February 2, 2009
On page 45 of its ethics code the New York Times offers its newsroom employees a sample letter to use in politely declining a gift. The letter explains that they may not accept “anything of value from the people or groups they cover.” Plainly, it believes the kindness of strangers can be harmful.
Indeed, its code tells employees their most solemn duty is safeguarding the newspaper’s reputation for integrity and independence. The limit on acceptable largesse is $25 for them.
And for their employer? Here the code is silent, so I can’t say the Times broke its own rules by accepting $250 million last month from Carlos Slim, the Mexican multi-billionaire who Fortune magazine figures is the richest person on earth. But that’s the best I can say for it.
Slim already invested $120 million in September – half of it vanished as the paper’s financial condition worsened. Under terms of his latest outlay he could end up the company’s largest shareholder.
True, he wouldn’t sit on the Times board and would have no voting power; only members of the Sulzberger family own voting shares.
Maybe that’s why other media have treated this largely as a footnote to the widening crisis that is swallowing the newspaper industry. It’s more than that, it’s a profoundly troubling action that raises serious doubt not just about whether the Sulzbergers will keep control of the Times, but whether they should.
Should the Times really be deepening its dependency on this man? Not to get too moralistic, but at some level a great newspaper stands for something – principles of social justice, popular sovereignty, open government, fair competition.
Carlos Slim is a predatory capitalist who built a $67 billion empire — worth a stunning 7 percent of Mexico’s gross domestic product — through political cronyism, cunning and the relentless use of monopoly power, which means charging much, delivering less and crippling competitors, real and potential.

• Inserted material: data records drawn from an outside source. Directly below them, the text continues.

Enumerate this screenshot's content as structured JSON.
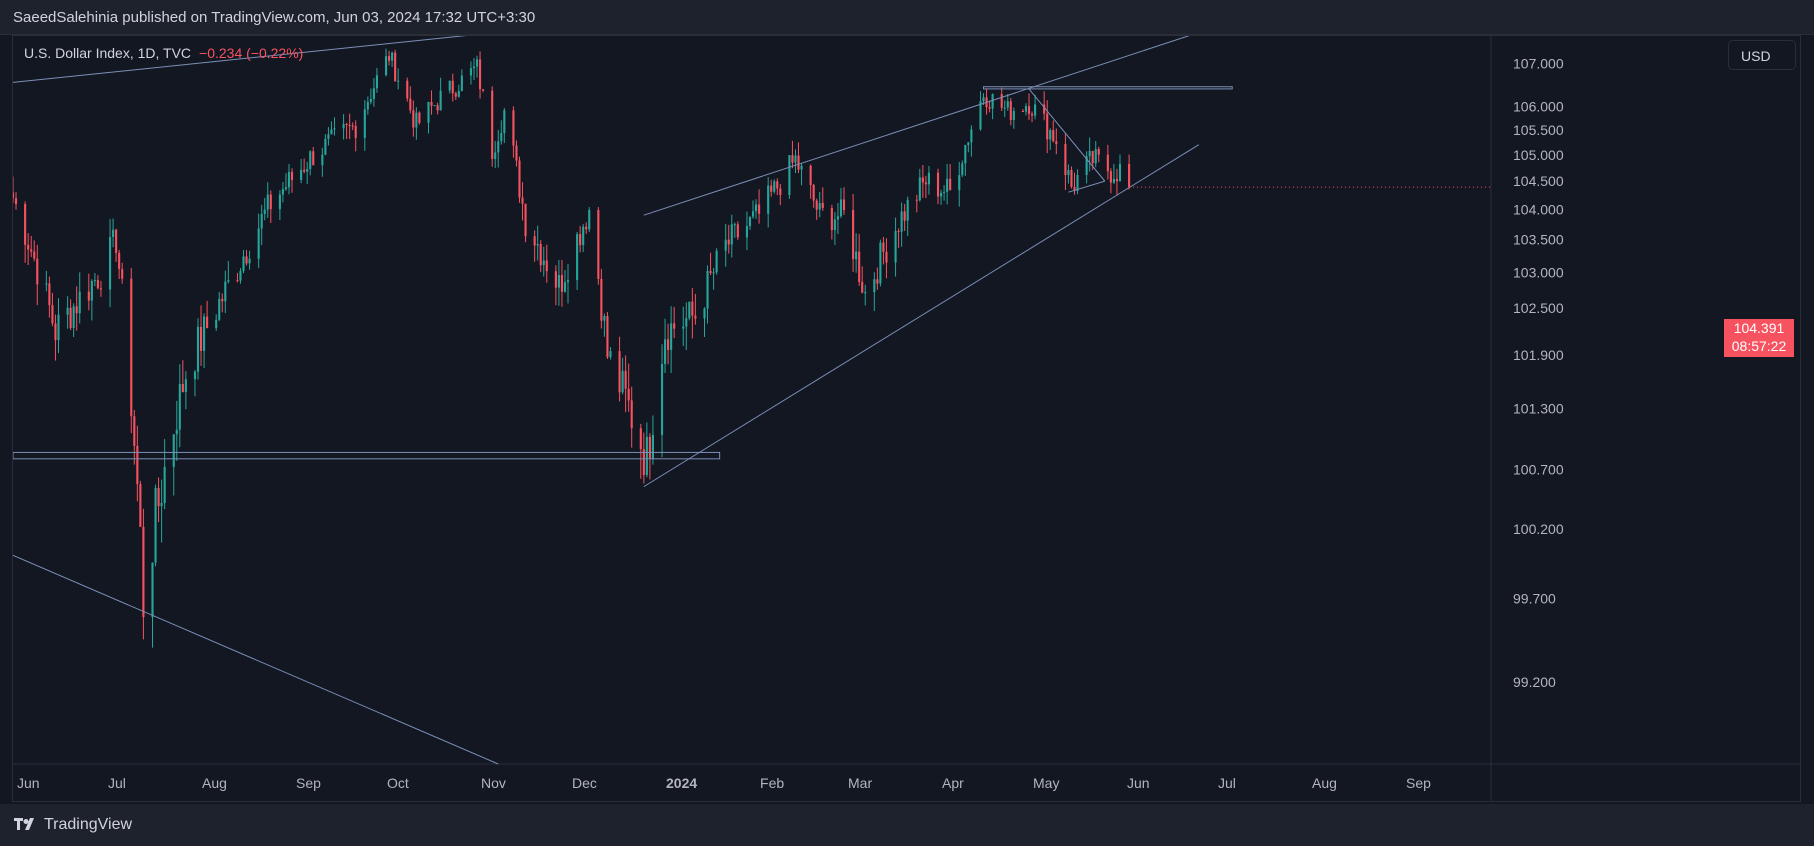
{
  "header": {
    "published": "SaeedSalehinia published on TradingView.com, Jun 03, 2024 17:32 UTC+3:30"
  },
  "legend": {
    "symbol": "U.S. Dollar Index, 1D, TVC",
    "change": "−0.234 (−0.22%)"
  },
  "currency_button": "USD",
  "price_tag": {
    "price": "104.391",
    "countdown": "08:57:22"
  },
  "footer": {
    "brand": "TradingView"
  },
  "colors": {
    "up": "#26a69a",
    "down": "#f7525f",
    "background": "#131722",
    "trendline": "#7b8fb8"
  },
  "chart_data": {
    "type": "candlestick",
    "title": "U.S. Dollar Index, 1D, TVC",
    "x_tick_labels": [
      "Jun",
      "Jul",
      "Aug",
      "Sep",
      "Oct",
      "Nov",
      "Dec",
      "2024",
      "Feb",
      "Mar",
      "Apr",
      "May",
      "Jun",
      "Jul",
      "Aug",
      "Sep"
    ],
    "y_tick_labels": [
      "107.000",
      "106.000",
      "105.500",
      "105.000",
      "104.500",
      "104.000",
      "103.500",
      "103.000",
      "102.500",
      "101.900",
      "101.300",
      "100.700",
      "100.200",
      "99.700",
      "99.200"
    ],
    "ylim": [
      98.8,
      107.7
    ],
    "x_range": [
      "2023-06-01",
      "2024-09-30"
    ],
    "last_price": 104.391,
    "anchors": [
      [
        "2023-06-01",
        104.2
      ],
      [
        "2023-06-15",
        102.2
      ],
      [
        "2023-06-30",
        103.0
      ],
      [
        "2023-07-05",
        103.5
      ],
      [
        "2023-07-14",
        99.7
      ],
      [
        "2023-07-28",
        101.7
      ],
      [
        "2023-08-11",
        102.8
      ],
      [
        "2023-08-25",
        104.1
      ],
      [
        "2023-09-08",
        105.0
      ],
      [
        "2023-09-22",
        105.6
      ],
      [
        "2023-10-03",
        107.2
      ],
      [
        "2023-10-12",
        105.6
      ],
      [
        "2023-10-20",
        106.2
      ],
      [
        "2023-10-27",
        106.6
      ],
      [
        "2023-11-01",
        106.9
      ],
      [
        "2023-11-06",
        105.1
      ],
      [
        "2023-11-10",
        105.9
      ],
      [
        "2023-11-17",
        103.8
      ],
      [
        "2023-11-28",
        102.8
      ],
      [
        "2023-12-08",
        104.0
      ],
      [
        "2023-12-14",
        101.9
      ],
      [
        "2023-12-27",
        100.8
      ],
      [
        "2024-01-02",
        102.2
      ],
      [
        "2024-01-12",
        102.4
      ],
      [
        "2024-01-22",
        103.4
      ],
      [
        "2024-02-02",
        103.9
      ],
      [
        "2024-02-14",
        104.9
      ],
      [
        "2024-02-22",
        103.9
      ],
      [
        "2024-03-01",
        103.9
      ],
      [
        "2024-03-08",
        102.7
      ],
      [
        "2024-03-19",
        103.8
      ],
      [
        "2024-03-28",
        104.5
      ],
      [
        "2024-04-05",
        104.3
      ],
      [
        "2024-04-10",
        105.2
      ],
      [
        "2024-04-16",
        106.3
      ],
      [
        "2024-04-24",
        105.9
      ],
      [
        "2024-05-01",
        106.1
      ],
      [
        "2024-05-10",
        105.3
      ],
      [
        "2024-05-15",
        104.4
      ],
      [
        "2024-05-22",
        104.9
      ],
      [
        "2024-05-28",
        104.7
      ],
      [
        "2024-05-31",
        104.7
      ],
      [
        "2024-06-03",
        104.391
      ]
    ]
  }
}
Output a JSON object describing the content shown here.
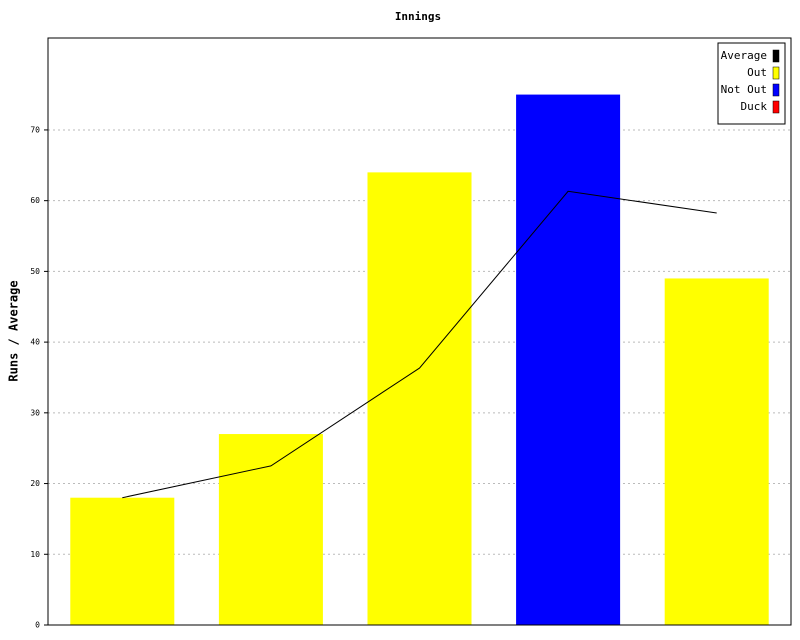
{
  "chart_data": {
    "type": "bar",
    "title": "Innings",
    "y_label": "Runs / Average",
    "categories": [
      null,
      null,
      null,
      null,
      null
    ],
    "series": [
      {
        "name": "Average",
        "type": "line",
        "color": "#000000",
        "values": [
          18,
          22.5,
          36.33,
          61.33,
          58.25
        ]
      },
      {
        "name": "Out",
        "type": "bar",
        "color": "#ffff00",
        "values": [
          18,
          27,
          64,
          null,
          49
        ]
      },
      {
        "name": "Not Out",
        "type": "bar",
        "color": "#0000ff",
        "values": [
          null,
          null,
          null,
          75,
          null
        ]
      },
      {
        "name": "Duck",
        "type": "bar",
        "color": "#ff0000",
        "values": [
          null,
          null,
          null,
          null,
          null
        ]
      }
    ],
    "ylim": [
      0,
      83
    ],
    "yticks": [
      0,
      10,
      20,
      30,
      40,
      50,
      60,
      70
    ],
    "grid": true,
    "legend": "top-right"
  }
}
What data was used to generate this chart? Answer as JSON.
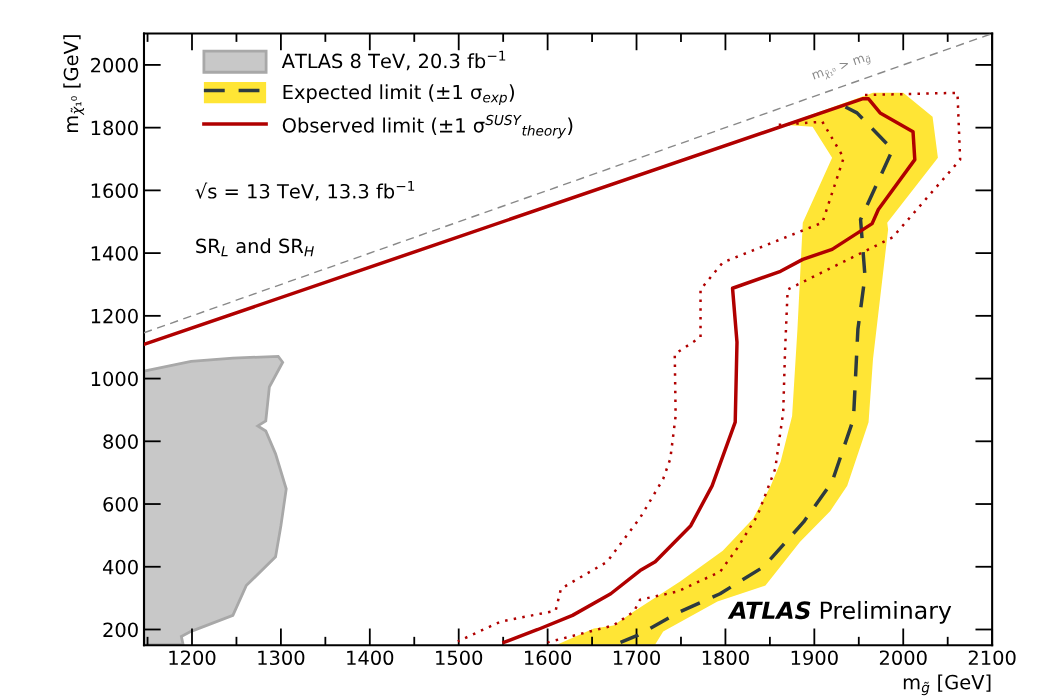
{
  "chart_data": {
    "type": "line",
    "xlabel": "m$_{g̃}$ [GeV]",
    "ylabel": "m$_{χ̃₁⁰}$ [GeV]",
    "xlim": [
      1146,
      2100
    ],
    "ylim": [
      150,
      2100
    ],
    "xticks": [
      1200,
      1300,
      1400,
      1500,
      1600,
      1700,
      1800,
      1900,
      2000,
      2100
    ],
    "yticks": [
      200,
      400,
      600,
      800,
      1000,
      1200,
      1400,
      1600,
      1800,
      2000
    ],
    "grid": false,
    "legend": "top left",
    "marker": "none",
    "annotations": [
      "√s = 13 TeV, 13.3 fb$^{−1}$",
      "SR$_{L}$ and SR$_{H}$",
      "ATLAS Preliminary",
      "m$_{χ̃₁⁰}$ > m$_{g̃}$"
    ],
    "series": [
      {
        "type": "area",
        "name": "ATLAS 8 TeV, 20.3 fb$^{−1}$",
        "color": "#c8c8c8",
        "x": [
          1146,
          1199,
          1246,
          1297,
          1302,
          1287,
          1283,
          1274,
          1283,
          1294,
          1306,
          1300,
          1294,
          1261,
          1246,
          1199,
          1188,
          1190,
          1146
        ],
        "values": [
          1024,
          1055,
          1065,
          1071,
          1052,
          973,
          865,
          849,
          833,
          760,
          648,
          531,
          432,
          340,
          245,
          194,
          178,
          152,
          152
        ]
      },
      {
        "type": "area",
        "name": "Expected limit (±1 σ$_{exp}$)",
        "color": "#ffe535",
        "x": [
          1865,
          1966,
          2000,
          2033,
          2039,
          1982,
          1983,
          1966,
          1961,
          1937,
          1918,
          1884,
          1845,
          1791,
          1730,
          1721,
          1611,
          1652,
          1674,
          1697,
          1749,
          1797,
          1831,
          1851,
          1862,
          1875,
          1881,
          1887,
          1920,
          1898
        ],
        "values": [
          1809,
          1911,
          1911,
          1835,
          1704,
          1497,
          1475,
          1062,
          861,
          658,
          578,
          480,
          340,
          289,
          194,
          152,
          152,
          203,
          213,
          257,
          353,
          451,
          553,
          658,
          734,
          881,
          1157,
          1497,
          1704,
          1803
        ]
      },
      {
        "color": "#2d3a40",
        "line_style": "dashed",
        "x": [
          1935,
          1948,
          1988,
          1952,
          1957,
          1949,
          1944,
          1920,
          1888,
          1843,
          1794,
          1749,
          1701,
          1682
        ],
        "values": [
          1866,
          1847,
          1730,
          1507,
          1326,
          1157,
          871,
          671,
          543,
          400,
          314,
          257,
          181,
          159
        ]
      },
      {
        "color": "#b00000",
        "line_style": "dotted",
        "x": [
          1957,
          2061,
          2064,
          1988,
          1870,
          1867,
          1865,
          1856,
          1836,
          1813,
          1794,
          1746,
          1704,
          1697,
          1674,
          1600
        ],
        "values": [
          1904,
          1911,
          1698,
          1450,
          1284,
          1084,
          893,
          712,
          563,
          458,
          384,
          321,
          295,
          257,
          213,
          159
        ]
      },
      {
        "color": "#b00000",
        "line_style": "dotted",
        "x": [
          1860,
          1909,
          1933,
          1909,
          1797,
          1772,
          1772,
          1743,
          1744,
          1738,
          1730,
          1704,
          1667,
          1615,
          1609,
          1547,
          1499
        ],
        "values": [
          1809,
          1819,
          1704,
          1497,
          1370,
          1284,
          1132,
          1078,
          881,
          744,
          680,
          556,
          416,
          330,
          260,
          225,
          162
        ]
      },
      {
        "name": "Observed limit (±1 σ$^{SUSY}$$_{theory}$)",
        "color": "#b00000",
        "line_style": "solid",
        "x": [
          1146,
          1954,
          1961,
          1974,
          2011,
          2013,
          1972,
          1965,
          1920,
          1887,
          1862,
          1808,
          1813,
          1811,
          1785,
          1761,
          1721,
          1704,
          1671,
          1628,
          1589,
          1551
        ],
        "values": [
          1109,
          1892,
          1892,
          1847,
          1787,
          1698,
          1539,
          1494,
          1412,
          1380,
          1342,
          1288,
          1116,
          861,
          658,
          531,
          416,
          388,
          314,
          245,
          200,
          159
        ]
      },
      {
        "color": "#888888",
        "line_style": "dashed",
        "x": [
          1146,
          2100
        ],
        "values": [
          1146,
          2100
        ]
      }
    ]
  }
}
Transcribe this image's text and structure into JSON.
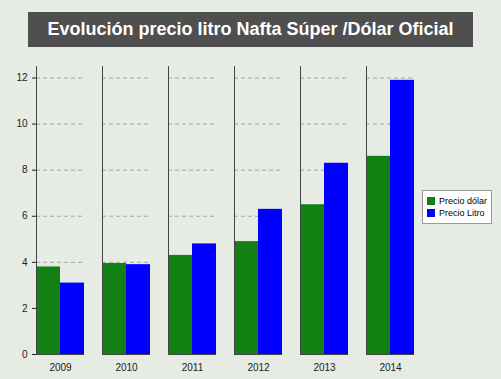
{
  "chart_data": {
    "type": "bar",
    "title": "Evolución precio litro Nafta Súper /Dólar Oficial",
    "categories": [
      "2009",
      "2010",
      "2011",
      "2012",
      "2013",
      "2014"
    ],
    "series": [
      {
        "name": "Precio dólar",
        "color": "#138013",
        "values": [
          3.8,
          3.95,
          4.3,
          4.9,
          6.5,
          8.6
        ]
      },
      {
        "name": "Precio Litro",
        "color": "#0000ff",
        "values": [
          3.1,
          3.9,
          4.8,
          6.3,
          8.3,
          11.9
        ]
      }
    ],
    "ylim": [
      0,
      12.5
    ],
    "yticks": [
      0,
      2,
      4,
      6,
      8,
      10,
      12
    ],
    "grid": true,
    "legend": "right"
  }
}
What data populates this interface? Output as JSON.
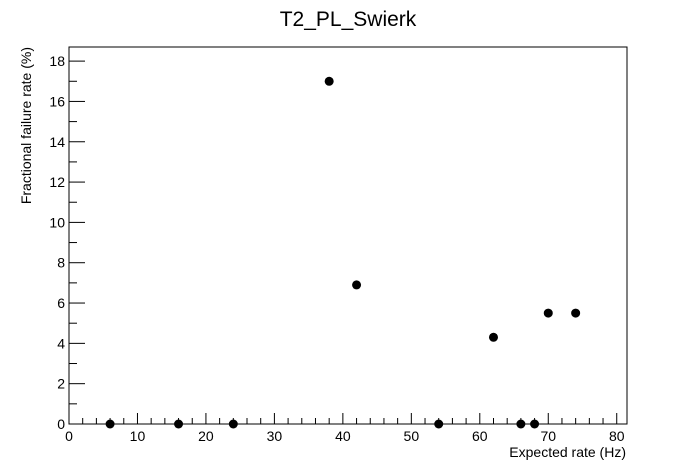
{
  "chart_data": {
    "type": "scatter",
    "title": "T2_PL_Swierk",
    "xlabel": "Expected rate (Hz)",
    "ylabel": "Fractional failure rate (%)",
    "xlim": [
      0,
      81.5
    ],
    "ylim": [
      0,
      18.7
    ],
    "x_ticks": [
      0,
      10,
      20,
      30,
      40,
      50,
      60,
      70,
      80
    ],
    "y_ticks": [
      0,
      2,
      4,
      6,
      8,
      10,
      12,
      14,
      16,
      18
    ],
    "grid": false,
    "legend": "none",
    "marker_color": "#000000",
    "points": [
      {
        "x": 6,
        "y": 0
      },
      {
        "x": 16,
        "y": 0
      },
      {
        "x": 24,
        "y": 0
      },
      {
        "x": 38,
        "y": 17.0
      },
      {
        "x": 42,
        "y": 6.9
      },
      {
        "x": 54,
        "y": 0
      },
      {
        "x": 62,
        "y": 4.3
      },
      {
        "x": 66,
        "y": 0
      },
      {
        "x": 68,
        "y": 0
      },
      {
        "x": 70,
        "y": 5.5
      },
      {
        "x": 74,
        "y": 5.5
      }
    ]
  }
}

He worked the country’s vast privatization of the early 1990s to acquire his core ownership of the national telephone system – which only half Mexico’s homes benefit from, paying rates among the highest in the developing world – and assembled a mobile phone company with 124 million subscribers in a dozen countries. He now controls over 200 companies.
He is, as a Times editorialist suggested in 2007, a “robber baron,” or as the Wall Street Journal put it, “Mexico’s Mr. Monopoly,” the well-born scion of a grotesque plutocracy that rules a country of nearly 110 million, half of them poor, a fifth of them making less than $2 a day. Thousands of his compatriots, desperate for jobs Americans won’t touch, risk their lives to flee the misery he and his pals preside over, while his own earnings, the Journal estimates, are some $27 million a day.
Maybe somebody should have drafted a polite letter of refusal for Times CEO Arthur Sulzberger Jr. Instead he accepted, from a highly problematic source, money that is at best a stopgap, which will doing nothing to overhaul the Times online business model, which continues to be based on the absurdity of trying to make money by giving away what it produces.
And he has embraced a conflict of interest that’s indistinguishable from the ones the Times prohibits for its own staff.
Conflict of interest is tricky. It’s not that Times reporters will be kept from stories that might displease Slim, or that causes he favors will be shilled on the paper’s op-ed page. Who knows.
It’s that Carlos Slim is a player, one of the biggest. It’s impossible to report on social, political and economic realities of the Western Hemisphere, where independent journalism is notoriously rare, without bumping into his interests or addressing the same polarities and injustices that he has prospered from. How does a Times reporter reassure a source in Mexico City who believes her boss is in Slim’s pocket? How will his competitors regard inquiries into the myriad industries where he operates?
Conflict of interest isn’t something you prove, it’s what you suspect when you know somebody has an outside obligation that would affect how they do the job you’re trusting them to do for you. Now the Times, followed avidly by journalists worldwide and by ordinary people who despair of the corruption of their own media, will be scrutinized for evidence of Slim’s off-stage influence. Finding reasons for mistrust is never hard. Now it’ll be easy.